Verdict: 1.5/5. If you want to slim down for a weekend event then give it a go, but any longer and your energy levels will plummet along with your mood and willpower. Cutting out whole food groups, like carbs, is not a healthy idea either.
CSIRO Total Well Being: the scientists' diet
Overview: Developed by Australia's largest research and development organisation, CSIRO, it's a new high-protein, low-fat diet with the aim to provide sound nutrition for life.
Pros: Most people have said it's much easier to maintain than other diets and nutritionists like that fact that it provides a nice balance of carbs, good fats, protein, whole grains and other low-GI foods. It also tailors programs to your weight, gender and body fat.
Cons: The small portion sizes and lack of food in the initial weeks may take some getting used to. It also favours red meat too heavily.
Verdict: 4/5. Nutrition Australia believes this is the best food plan of the lot, but keep in mind it still hasn't been tested over longer periods of time.
Zone: the celebrity diet
Overview: Devised by Dr Barry Sears, this diet gained a heavy celeb following with the likes of Sandra Bullock, Demi Moore, Sarah Jessica Parker and Jennifer Aniston giving it a go. Food intake is based on fixed percentages at every meal. These are 40 (carbohydrate), 30 (fat) and 30 (protein).
Pros: It will help you lose weight and does allow for good low-fat foods like chicken, fish and plenty of fruits and vegetables.
Cons: Nutrition Australia believes the percentages contrast with the typical Australian diet, which provides more carbs and less protein. Testers have said the strict meals leave you with little energy and deficient in minerals and vitamins.
Verdict: 2/5. While relatively harmless in the short term, this diet is not one for the active souls amongst us. Diets that wipe out important food groups, like whole grains, are not recommended either.
Low GI: the high energy diet
Overview: The glycaemic index, GI, is a way of ranking carbohydrate foods according to their affect on blood glucose. Low GI foods, like whole grains, make our blood glucose rise and fall gently, while high GI foods, like white bread, cause blood glucose levels to rocket, then crash.
Pros: The idea is that low-GI diets help keep people fuller for longer so they don't eat as much. It's also a good diet for those with diabetes.
Cons: On its own, the GI value doesn't give you enough info. It fails to take into account the nutritional value of the whole food. Mars Bars, for example, have a low-GI, but that doesn't mean they're good for us.
Verdict: 3/5. Nutrition Australia believes low-GI diets are a "work in progress". If you want to try it, they suggest you choose foods based on their overall nutritional value not just their GI.
Blood type: the historic diet
Overview: Naturopath Dr Peter D'Adamo created this diet based on the idea that our blood group determines how our bodies digest certain foods.

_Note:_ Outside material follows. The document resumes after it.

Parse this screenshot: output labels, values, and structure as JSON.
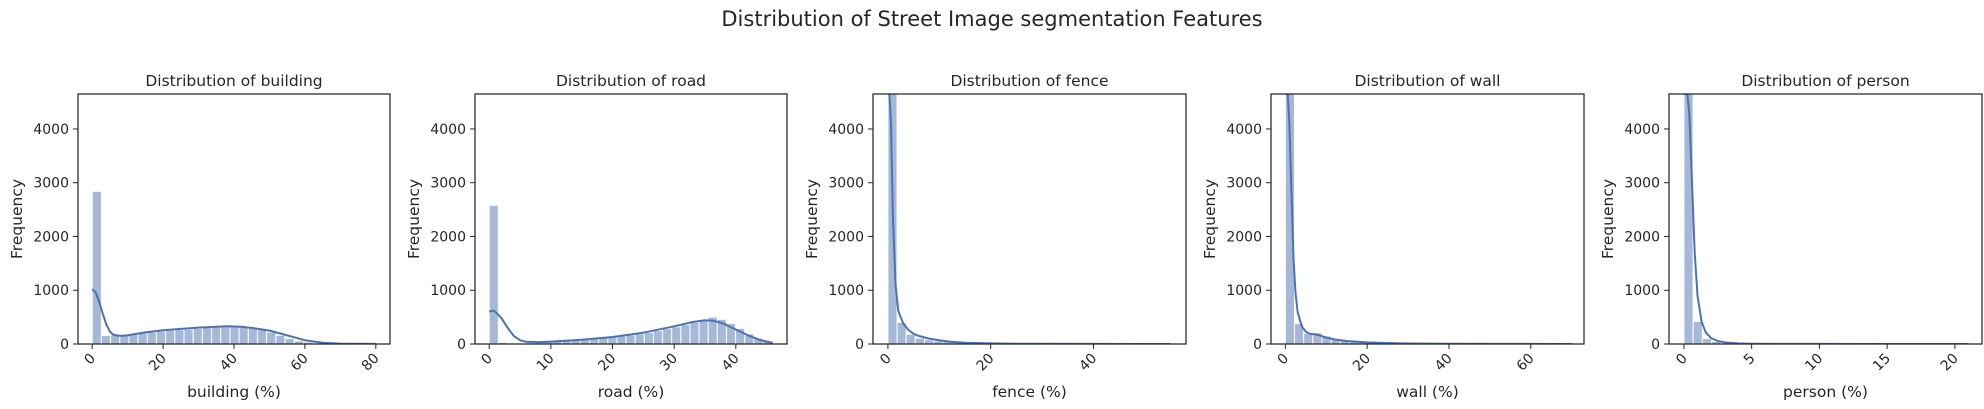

These foods are based on what our ancestors ate. For example, O blood groups were hunter-gatherers, so they should stick to meat-based diets. A blood groups were farmers, so grains and vegetables are best for them. B groups were nomads and so a varied diet of meat, dairy, grains and vegetables suit them, while AB types should go for a mixture of A and B foods.
Pros: Celebs like Liz Hurley and Courtney Cox-Arquette are fans and you'll almost certainly lose weight straight away.

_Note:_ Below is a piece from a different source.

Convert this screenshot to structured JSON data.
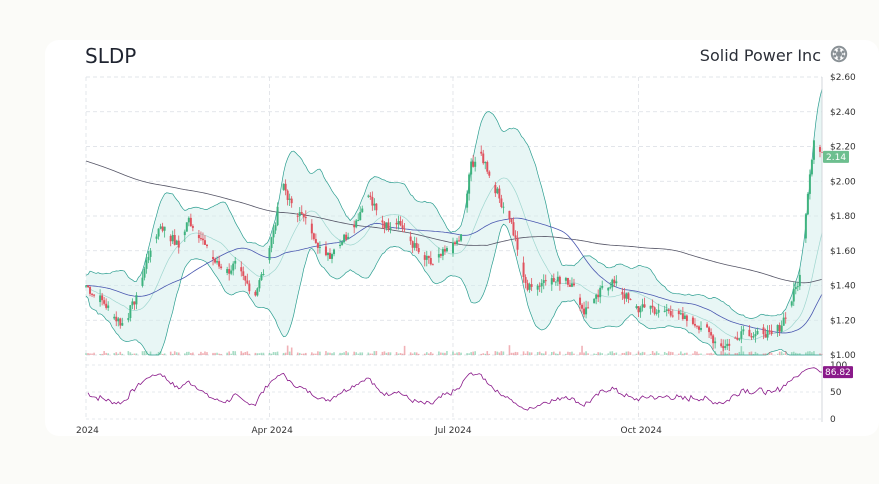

Cons: Each diet eliminates specific food groups, which not only make them unsustainable, but possibly dangerous over the long term.
Verdict: 1.5/5. Dietitian Juliette Kellow believes this idea is nonsense and has the potential to scare people into avoiding many nutritious foods. She suggests you only try it for a week to kick-start a longer, healthier, weight-loss plan.
So, what's the answer?
The word from Nutrition Australia is that none of these diets are good for you in the long term. They're no problem if you're after quick weight loss, but for sustained slimming, a balanced diet of whole grains, fruit, vegetables, lean meat, fish and low-fat dairy is best. Avoid too much saturated fat, salt or sugar and exercise three times a week and you'll be slimmer, healthier, happier and, most of all, less confused.